Com isso, mudamos a Constituição, suprimimos princípios fundamentais do nosso ordenamento, excepcionamos a segurança jurídica, relativizamos direitos e garantias consagrados e excomungamos, enfim, ao bel prazer de um Estado pragmático pós-moderno, todo e qualquer obstáculo à plena fruição de pseudo-valores que possam redefinir o Direito a todo instante, sempre que as condições de mercado e as conjunturas da “crise” assim o exigirem, sem o receio de ver declarada a nulidade com efeitos ex nunc pelo nosso sistema de controle de constitucionalidade.
E, nessa visão deturpada do Direito, é forjado o nosso Direito Tributário, que vai arrecadar não importa a que custo, não importa sobre quais direitos e garantias, não importa sobre que legitimidade, não importa sobre qual moral. O importante é arrecadar, transformando o Poder Fiscal em uma mera máquina arrecadatória.
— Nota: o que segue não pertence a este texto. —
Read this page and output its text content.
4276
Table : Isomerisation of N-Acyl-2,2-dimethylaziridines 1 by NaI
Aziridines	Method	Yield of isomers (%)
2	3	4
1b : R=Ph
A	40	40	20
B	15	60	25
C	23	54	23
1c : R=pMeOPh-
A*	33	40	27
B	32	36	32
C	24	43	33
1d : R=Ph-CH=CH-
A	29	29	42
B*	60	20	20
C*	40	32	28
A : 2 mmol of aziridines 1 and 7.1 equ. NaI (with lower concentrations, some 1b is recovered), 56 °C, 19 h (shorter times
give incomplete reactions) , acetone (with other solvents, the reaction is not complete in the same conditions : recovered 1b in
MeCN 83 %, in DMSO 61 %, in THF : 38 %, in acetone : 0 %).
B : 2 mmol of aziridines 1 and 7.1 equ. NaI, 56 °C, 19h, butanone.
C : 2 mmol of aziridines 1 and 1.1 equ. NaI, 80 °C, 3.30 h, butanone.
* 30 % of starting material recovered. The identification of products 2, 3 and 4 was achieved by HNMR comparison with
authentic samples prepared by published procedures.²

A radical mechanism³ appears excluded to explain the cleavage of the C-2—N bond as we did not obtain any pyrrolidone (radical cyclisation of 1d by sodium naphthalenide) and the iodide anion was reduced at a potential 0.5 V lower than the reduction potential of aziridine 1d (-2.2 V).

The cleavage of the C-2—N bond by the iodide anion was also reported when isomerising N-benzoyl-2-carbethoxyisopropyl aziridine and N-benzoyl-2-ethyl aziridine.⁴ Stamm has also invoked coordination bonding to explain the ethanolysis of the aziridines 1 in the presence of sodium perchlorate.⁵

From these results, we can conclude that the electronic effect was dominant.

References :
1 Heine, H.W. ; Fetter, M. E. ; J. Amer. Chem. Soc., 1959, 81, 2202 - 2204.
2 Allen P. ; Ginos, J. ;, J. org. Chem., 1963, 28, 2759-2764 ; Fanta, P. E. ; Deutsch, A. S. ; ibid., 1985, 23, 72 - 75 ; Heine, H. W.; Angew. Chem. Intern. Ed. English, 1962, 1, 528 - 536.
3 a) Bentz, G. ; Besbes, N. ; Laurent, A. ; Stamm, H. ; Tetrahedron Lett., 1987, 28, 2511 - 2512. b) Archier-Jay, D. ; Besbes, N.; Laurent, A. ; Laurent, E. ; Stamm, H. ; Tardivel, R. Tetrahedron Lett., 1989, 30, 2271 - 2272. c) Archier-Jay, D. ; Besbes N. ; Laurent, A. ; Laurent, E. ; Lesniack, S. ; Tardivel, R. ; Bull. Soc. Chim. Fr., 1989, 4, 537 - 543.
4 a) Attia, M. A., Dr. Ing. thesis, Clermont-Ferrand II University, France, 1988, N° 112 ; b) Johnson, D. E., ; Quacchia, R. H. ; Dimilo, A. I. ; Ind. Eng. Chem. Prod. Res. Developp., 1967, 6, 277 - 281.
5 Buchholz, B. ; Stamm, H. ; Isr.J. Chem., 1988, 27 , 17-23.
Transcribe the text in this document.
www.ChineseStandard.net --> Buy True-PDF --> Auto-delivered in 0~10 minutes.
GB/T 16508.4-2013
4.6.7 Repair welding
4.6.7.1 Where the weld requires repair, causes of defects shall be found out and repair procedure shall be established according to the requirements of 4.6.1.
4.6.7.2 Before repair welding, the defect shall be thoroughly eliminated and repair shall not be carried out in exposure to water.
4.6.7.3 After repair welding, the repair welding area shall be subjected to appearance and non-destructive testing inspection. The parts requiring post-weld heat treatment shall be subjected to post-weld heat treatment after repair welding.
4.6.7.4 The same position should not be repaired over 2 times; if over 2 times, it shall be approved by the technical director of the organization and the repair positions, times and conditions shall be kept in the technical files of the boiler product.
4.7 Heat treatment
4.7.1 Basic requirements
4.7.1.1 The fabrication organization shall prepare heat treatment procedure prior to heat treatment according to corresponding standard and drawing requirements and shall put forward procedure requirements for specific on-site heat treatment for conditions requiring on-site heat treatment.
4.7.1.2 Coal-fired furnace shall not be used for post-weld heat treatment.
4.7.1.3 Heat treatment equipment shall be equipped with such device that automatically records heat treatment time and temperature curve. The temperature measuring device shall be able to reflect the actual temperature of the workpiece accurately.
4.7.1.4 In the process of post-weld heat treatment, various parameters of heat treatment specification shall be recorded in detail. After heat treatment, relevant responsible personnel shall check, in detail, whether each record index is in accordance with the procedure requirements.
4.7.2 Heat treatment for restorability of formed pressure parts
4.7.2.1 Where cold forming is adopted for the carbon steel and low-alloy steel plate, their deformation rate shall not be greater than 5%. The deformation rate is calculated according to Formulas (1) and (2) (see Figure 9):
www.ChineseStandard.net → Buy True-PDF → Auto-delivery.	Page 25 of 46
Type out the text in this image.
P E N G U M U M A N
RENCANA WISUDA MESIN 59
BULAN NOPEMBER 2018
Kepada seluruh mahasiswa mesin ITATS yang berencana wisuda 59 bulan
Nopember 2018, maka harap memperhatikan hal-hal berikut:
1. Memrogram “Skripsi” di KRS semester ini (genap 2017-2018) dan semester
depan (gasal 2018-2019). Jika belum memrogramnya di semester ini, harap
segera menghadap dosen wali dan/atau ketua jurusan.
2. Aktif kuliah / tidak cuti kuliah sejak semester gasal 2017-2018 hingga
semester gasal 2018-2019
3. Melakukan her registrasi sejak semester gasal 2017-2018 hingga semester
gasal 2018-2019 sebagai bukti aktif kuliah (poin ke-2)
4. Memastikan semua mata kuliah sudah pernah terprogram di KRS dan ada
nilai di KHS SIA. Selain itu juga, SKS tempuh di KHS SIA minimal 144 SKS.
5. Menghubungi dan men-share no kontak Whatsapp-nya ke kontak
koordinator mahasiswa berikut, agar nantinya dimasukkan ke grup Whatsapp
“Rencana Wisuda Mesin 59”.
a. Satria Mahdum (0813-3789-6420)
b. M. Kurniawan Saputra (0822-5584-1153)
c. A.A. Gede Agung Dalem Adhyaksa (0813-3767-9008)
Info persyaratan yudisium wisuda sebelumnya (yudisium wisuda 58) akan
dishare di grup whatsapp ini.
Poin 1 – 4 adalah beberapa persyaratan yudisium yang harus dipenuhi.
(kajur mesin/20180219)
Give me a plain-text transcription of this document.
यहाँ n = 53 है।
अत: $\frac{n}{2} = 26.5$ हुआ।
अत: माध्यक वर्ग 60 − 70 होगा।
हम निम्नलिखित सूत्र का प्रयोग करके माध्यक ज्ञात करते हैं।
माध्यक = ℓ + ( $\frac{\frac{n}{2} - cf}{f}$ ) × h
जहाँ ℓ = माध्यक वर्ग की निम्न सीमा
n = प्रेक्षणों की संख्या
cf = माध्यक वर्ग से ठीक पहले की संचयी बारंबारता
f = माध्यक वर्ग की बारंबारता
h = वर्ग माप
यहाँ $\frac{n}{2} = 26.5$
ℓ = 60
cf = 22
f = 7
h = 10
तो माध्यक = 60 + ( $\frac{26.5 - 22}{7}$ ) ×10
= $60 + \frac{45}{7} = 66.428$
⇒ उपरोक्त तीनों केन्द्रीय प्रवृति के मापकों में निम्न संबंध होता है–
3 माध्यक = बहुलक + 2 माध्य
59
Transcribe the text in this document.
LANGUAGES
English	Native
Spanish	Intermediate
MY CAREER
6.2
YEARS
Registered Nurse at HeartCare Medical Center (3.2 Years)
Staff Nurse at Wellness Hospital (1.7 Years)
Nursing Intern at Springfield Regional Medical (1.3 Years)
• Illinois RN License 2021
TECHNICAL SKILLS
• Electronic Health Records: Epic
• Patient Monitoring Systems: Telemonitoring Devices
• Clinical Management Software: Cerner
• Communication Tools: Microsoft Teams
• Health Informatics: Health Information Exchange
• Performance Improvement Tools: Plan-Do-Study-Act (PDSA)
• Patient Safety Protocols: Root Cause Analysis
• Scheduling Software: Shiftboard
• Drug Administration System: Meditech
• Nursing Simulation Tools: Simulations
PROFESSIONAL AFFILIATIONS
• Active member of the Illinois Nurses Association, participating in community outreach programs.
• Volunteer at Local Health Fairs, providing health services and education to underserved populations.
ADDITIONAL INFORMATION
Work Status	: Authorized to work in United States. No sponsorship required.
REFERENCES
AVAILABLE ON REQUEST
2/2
Negam-se direitos, marginaliza-se o planejamento tributário, pois, do contrário, impactaria na arrecadação, pouco importa se tais práticas caracterizam aumento disfarçado de tributos ou violação dos direitos e garantias do contribuinte. Vemos, por exemplo, a arbitrária criminalização do contribuinte do ICMS, quando deixa de recolher o tributo, embora o tenha declarado conforme a lei. De nada importa o fato da Constituição Federal determinar que não haverá prisão por dívida em casos tais, pois basta uma "interpretação" do fiscal, do Ministério Público ou mesmo do juiz, para permitir condenar à prisão o empresário inadimplente com o Fisco.
A meta é ser pragmático, e, nesse sentido, pouco importam os direitos de outrora e os princípios constitucionais que lhes dão forma, pois eles que se fluidifiquem, que se tornem líquidos e, assim, que se adequem às Medidas Provisórias e Decretos do Direito Tributário Pós-Moderno. E o pior é que nós, operadores do direito, passamos a nos conformar com essa visão e, muitas, vezes, adotamos um certo ar passivo diante dessas atrocidades jurídicas. Um certo casuísmo imediatizante nas contendas jurídico-tributárias em que atuamos, aceitando as maldades tributárias, os malfeitos da legislação, as arbitrariedades da administração fiscal, como um fato normal ou, quando muito, um fato contra o qual de nada adiante se opor.
O descaso com as instâncias sociais de debate e a vontade popular em matéria de tributação parece ser a tônica do momento. Os espaços éticos começam a virar campanhas de publicidade enganosa, como se fosse um selo autenticador de qualidade governamental, que, no fundo, é só aparência. Falar em planejamento tributário, nos dias atuais, deslocou-se do campo jurídico para o político, criando um clima de "caça às bruxas" quando o contribuinte busca otimizar o custo tributário de seus negócios. Muitas entidades representativas do setor produtivo passaram a estruturar verdadeiros comitês de negociação política, buscando os favores estatais de forma isolada, quando bastariam as garantias constitucionais para a fruição do benefício fiscal pretendido..
As soluções desses dilemas não são fáceis, mas certamente passam pelo aprimoramento do debate ético e sociológico em busca das respostas adequadas, especialmente para obtermos uma versão mais atualizado do conceito de Estado, de sociedade e de justiça fiscal. O que é certo é preciso recuperar a nossa modernidade. Temos, urgentemente, que resgatar uma racionalidade perdida nos fluxos do capital e do consumo; uma moral sólida e digna, que substitua aquela empenhada a juros extorsivos pela pós-modernidade, e que nos mantém reféns de um Estado injusto e paradoxal, cujo reflexo, na área Tributária, é o descolamento da carga tributária do retorno social esperado, gerando, assim, uma enorme injustiça fiscal.